MONTE SORDO – SETTORE CENTRALE (250 m) – VIA ARCO DEI GUAITECHI

Il settore Centrale di Monte Sordo, in rosso L'arco dei Guaitechi (Via della marcia) in blu Sipario di Pietra

Il settore Centrale di Monte Sordo, in rosso L’arco dei Guaitechi (Via della marcia) in blu Sipario di Pietra

INFO TECNICHE
Itinerario

Via L'arco dei guaitechi

Gruppo Montuoso
Cima/ZonaSettoreMontesordo
Tempo

2 h (1 h la via)

Sviluppo

60 m

Avvicinamento

20 min

Discesa

0,30 in doppia

Difficoltà D+6aChiodaturaS2
RocciaCalcareTipologia arrampicata
EsposizioneFrequentazioneAlta
Attrezzatura consigliata
Normale da arrampicata
10 rinvii
Periodo consigliato
Salita in data

17/11/2018

Ripetizioni
Cordata REDclimber

INDICAZIONI STRADALI

Usciti dal casello di Finale Ligure seguire la strada direzione Finale. Dopo poco più di un chilometro, a una rotatoria, svoltare a sinistra, attraversare il ponte e proseguire (a sinistra) verso Calice Ligure. Dopo un altro chilometro svoltare a destra (indicazioni Perti Alto) e seguire la piccola strada asfaltata che sale fino a una chiesa. Proseguire sulla stradina (ignorando il divieto…) fino a un primo parcheggio in vicinanza di alcune case (Park Scimarco, pochi posti). Da qui è già possibile raggiungere la via (ACCESSO 1, consigliabile se si vuole salire anche la via Capriccio Diagonale.) Si può anche proseguire e raggiungere un secondo parcheggio (Park Monte Sordo). In questo caso l’accesso è più diretto ma un po’ più contorto (ACCESSO 2).

AVVICINAMENTO

ACCESSO 1: dal parcheggio Scimarco, imboccare la strada a destra (indicazioni ‘Contrada Valle”) che scende a destra. Attraversare un gruppetto di case, quindi imboccare il sentiero (indicazioni Sant’Antonio e Sentiero Ermanno Fossati). Seguirlo nel bosco in salita fino a un bivio dove si tiene la sinistra (indicazioni Giro delle chiese). Seguire il sentiero fino a raggiungere il settore ‘Parete dimenticata‘. Proseguire costeggiando le pareti con qualche saliscendi fino a raggiungere il ‘Settore Centrale‘. La via attacca alla base dell’evidente diedro (0.20 h).

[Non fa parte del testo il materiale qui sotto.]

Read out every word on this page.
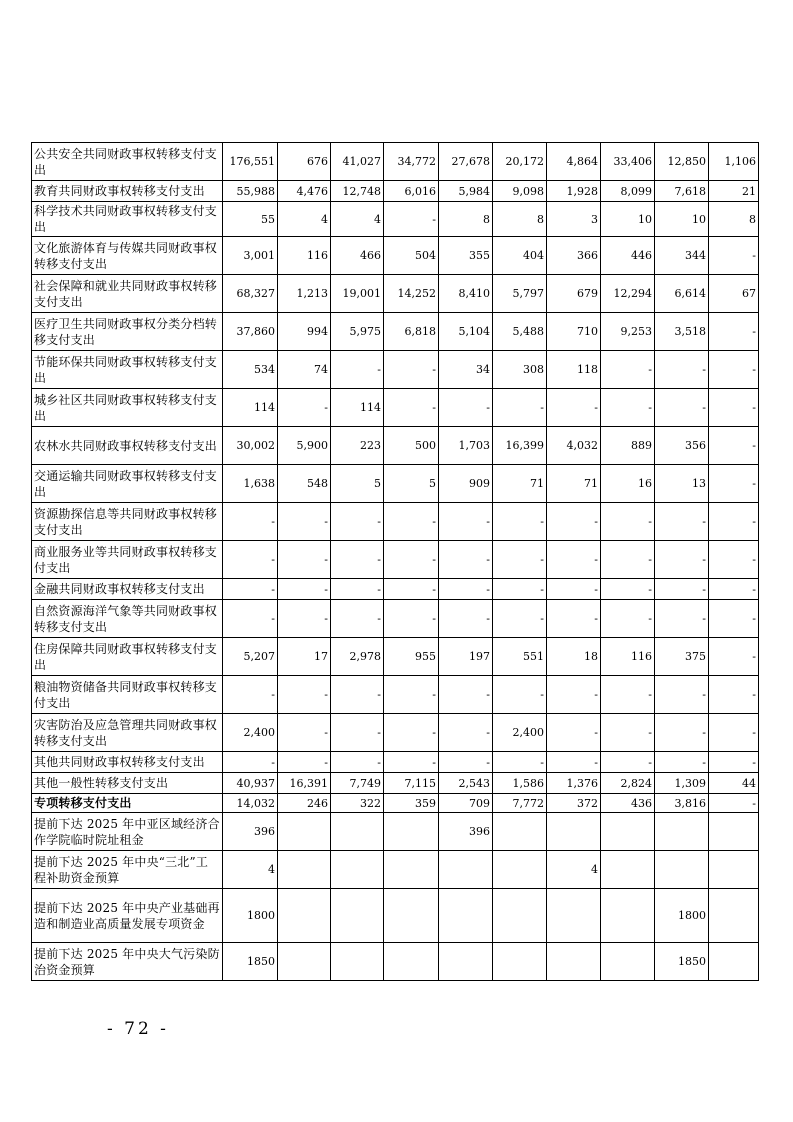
公共安全共同财政事权转移支付支出	176,551	676	41,027	34,772	27,678	20,172	4,864	33,406	12,850	1,106
教育共同财政事权转移支付支出	55,988	4,476	12,748	6,016	5,984	9,098	1,928	8,099	7,618	21
科学技术共同财政事权转移支付支出	55	4	4	-	8	8	3	10	10	8
文化旅游体育与传媒共同财政事权转移支付支出	3,001	116	466	504	355	404	366	446	344	-
社会保障和就业共同财政事权转移支付支出	68,327	1,213	19,001	14,252	8,410	5,797	679	12,294	6,614	67
医疗卫生共同财政事权分类分档转移支付支出	37,860	994	5,975	6,818	5,104	5,488	710	9,253	3,518	-
节能环保共同财政事权转移支付支出	534	74	-	-	34	308	118	-	-	-
城乡社区共同财政事权转移支付支出	114	-	114	-	-	-	-	-	-	-
农林水共同财政事权转移支付支出	30,002	5,900	223	500	1,703	16,399	4,032	889	356	-
交通运输共同财政事权转移支付支出	1,638	548	5	5	909	71	71	16	13	-
资源勘探信息等共同财政事权转移支付支出	-	-	-	-	-	-	-	-	-	-
商业服务业等共同财政事权转移支付支出	-	-	-	-	-	-	-	-	-	-
金融共同财政事权转移支付支出	-	-	-	-	-	-	-	-	-	-
自然资源海洋气象等共同财政事权转移支付支出	-	-	-	-	-	-	-	-	-	-
住房保障共同财政事权转移支付支出	5,207	17	2,978	955	197	551	18	116	375	-
粮油物资储备共同财政事权转移支付支出	-	-	-	-	-	-	-	-	-	-
灾害防治及应急管理共同财政事权转移支付支出	2,400	-	-	-	-	2,400	-	-	-	-
其他共同财政事权转移支付支出	-	-	-	-	-	-	-	-	-	-
其他一般性转移支付支出	40,937	16,391	7,749	7,115	2,543	1,586	1,376	2,824	1,309	44
专项转移支付支出	14,032	246	322	359	709	7,772	372	436	3,816	-
提前下达 2025 年中亚区域经济合作学院临时院址租金	396				396					
提前下达 2025 年中央“三北”工程补助资金预算	4						4			
提前下达 2025 年中央产业基础再造和制造业高质量发展专项资金	1800								1800	
提前下达 2025 年中央大气污染防治资金预算	1850								1850	
- 72 -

ACCESSO 2: dal parcheggio Monte Sordo scendere qualche metro sulla strada, quindi imboccare il sentiero a sinistra (accesso non percorso/non verificato).

RELAZIONE

1° tiro: seguire la bella fessura diedro subito verticale (incastro di mano), poi aiutandosi con un alberello si raggiunge la lama. Salirla con stupenda dülfer esterna, quindi rientrare nel diedro che diventa più impegnativo e con passi più tecnici si raggiunge la sosta appesa su due fittoni (30 m, 6a, 9 fittoni e 1 chiodo).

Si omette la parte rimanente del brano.